Palaces for the People: How Social Infrastructure Help Fight Inequality, Polarization, and the Decline of Civic Life by Eric Klinenberg is a fine book that opines for the resurrection and full funding of “social infrastructure” – pieces of city life that sustain and grow the fabric of communities. Public libraries are one such places. Where we once built grand “palaces for the people” (what Carnegie called his libraries), we now hardly even fund public libraries.
For me, one of the most important pieces of social infrastructure is the public space – democratic areas that welcome and embrace all in spite of divisions such as socioeconomic class and race. This shared sense of ownership as well as the mingling of different peoples are what I believe contribute to a communal identity. And they don’t have to be things such as public squares. My favorite example is the NYC Subway system. Because of the flat fare, anyone and everyone uses the system from the ultra wealthy to the indigent poor. They rub shoulders as fellow straphangers. In London, the Tube is price zoned and it is not uncommon to see only one subset of people on the train. The buses, however, are a different story. The Subway is one way that New Yorkers feel that the city is theirs altogether – that they are all New Yorkers together. Think of those times when the train has gotten stuck in the tunnel – everyone feels one another’s pain. Nothing smells like bonding than shared suffering.
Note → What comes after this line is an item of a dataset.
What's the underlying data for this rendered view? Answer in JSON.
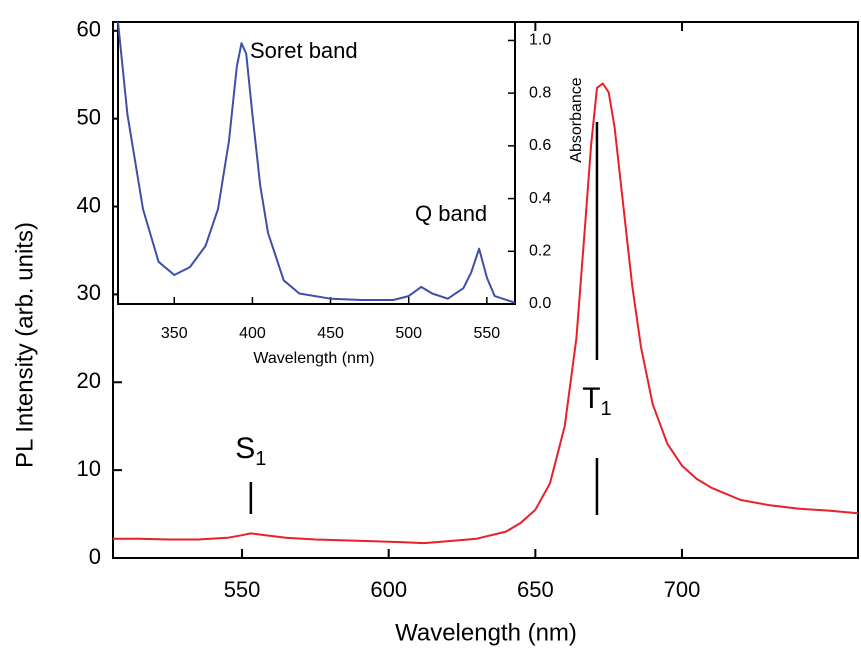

The problem is these shared spaces – these public goods of social infrastructure – are being privatized and erased. Where we once had the high street for shopping, we now have the shopping mall – a private space where buskers, street food, protesters, and canvassers are not allowed. Wealthy neighborhoods where one could perambulate and admire are now gated off. Social infrastructure not only supports the less fortunate, it provides a space for community to arise. But this shared ownership and identity is now being balkanized and walled off. People don’t rub shoulders anymore.